Background
Urothelial bladder carcinoma accounts for around 3.9% cases of all the male cancers in India. Non-muscle-invasive bladder carcinoma (NMIBC) is predominant group which constitute approximately three fourth of the urothelial bladder cancer. Intravesical BCG immunotherapy is the corner stone of today’s NMIBC management. However, as with any other therapy it has its own complications and its interruption due to these adverse effects is a major cause of suboptimal efficacy. The aim of this study was to assess the complications of intravesical BCG therapy and their management in NMIBC patients.
Methods
This was a retrospective descriptive study conducted between October 2016 and November 2019; a backward review of 149 patients with diagnosis of NMIBC that undergone intravesicle BCG therapy was performed. Patient’s demographical, clinical, diagnostic and procedural data regarding bladder tumour, BCG therapy, its complications and management were collected and analysed.
Results
Total 149 patients were analysed, comprising 116 males and 33 females. The mean age was of 57.2 ± 6.7 years. Total 85.23% were primary and 14.76% were recurrent tumours. Total 96 patients (64.42%) completed the planned course, while 53 (35.57%) interrupted. The reasons for BCG interruption includes adverse effects (15.4%), progression of disease (6.7%), disease refractory to BCG (4.6%) and disease recurrence during BCG (3.3%). Most of the adverse events occurred in first 6 months and most interruptions occurred after the induction period. Cystitis was the most common observed adverse effect seen in 39.6% patients. Frequency, urgency, haematuria were common presentation.
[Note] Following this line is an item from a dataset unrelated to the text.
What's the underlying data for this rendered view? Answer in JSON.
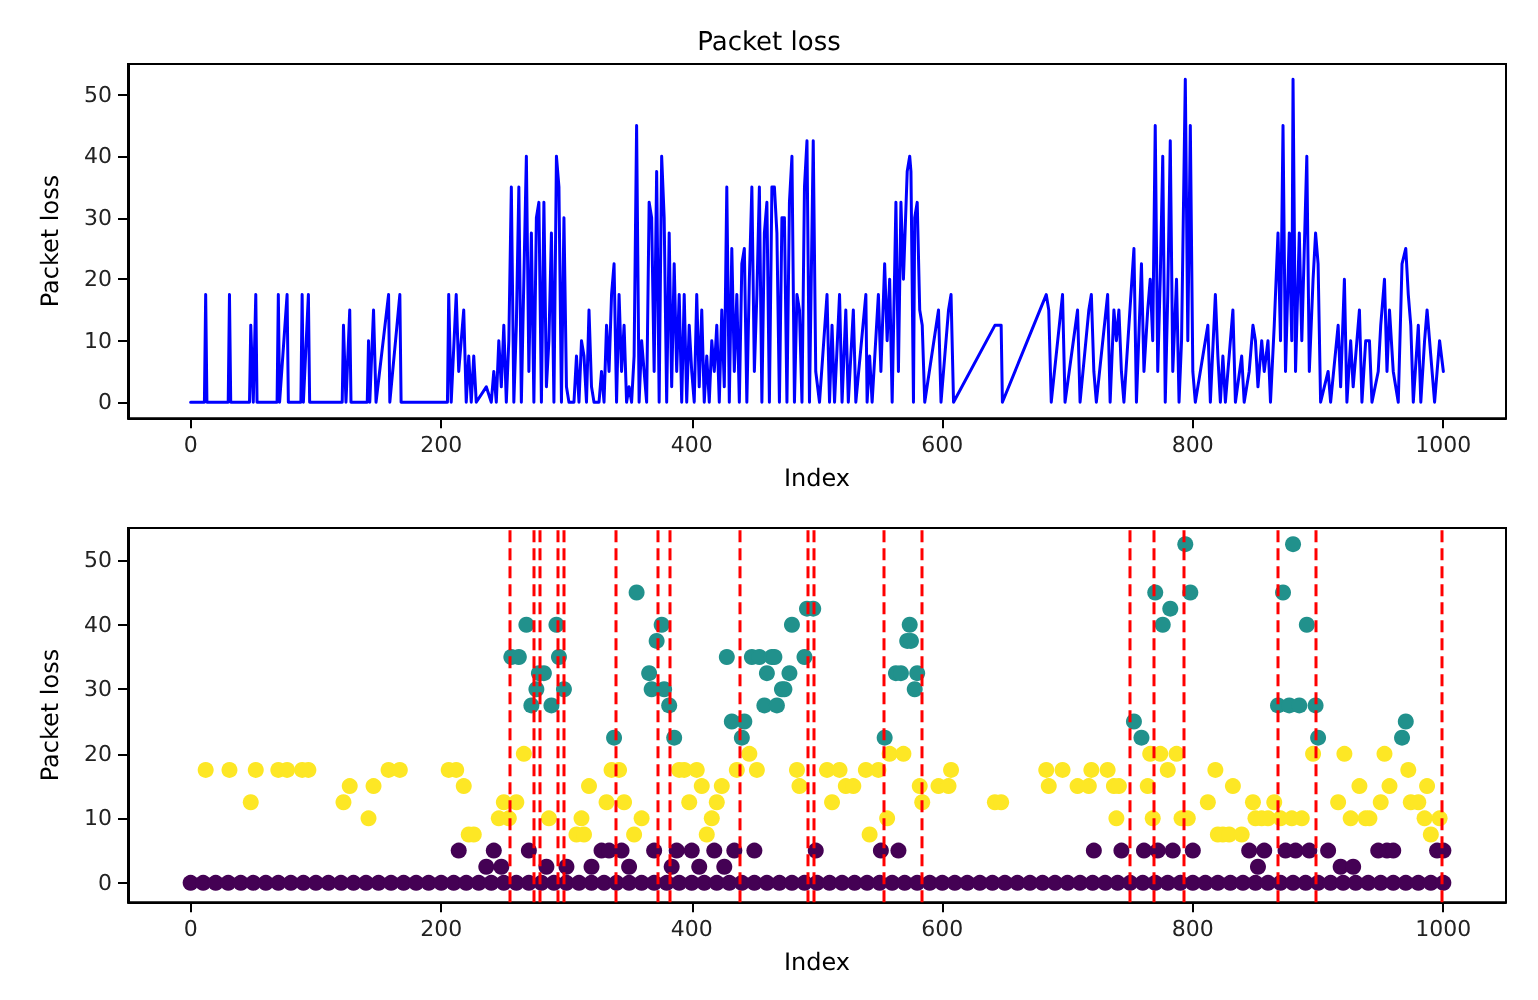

Radical cystectomy was the most common (16.10%) further treatment with patients whose treatment was interrupted.
Conclusion
BCG is an indispensable therapy available for NMIBC, but it is associated with array of adverse effects and complications, which are the main reasons for poor compliance to BCG therapy. Although BCG-related complications can affect any organ in the body, potentially life-threatening systemic BCG-related infections are encountered in only < 5% of patients. There are some difficulties in diagnosis of the BCG complications because acid-fast staining, culture and PCR test are not always positive; tissue biopsies should be indicated sometimes to evaluate histopathology and presence of M. bovis. A persistently monitored multidisciplinary approach with high index of suspicion and prompt anti-TB therapy can help to derive the maximum benefits while keeping the complications at check.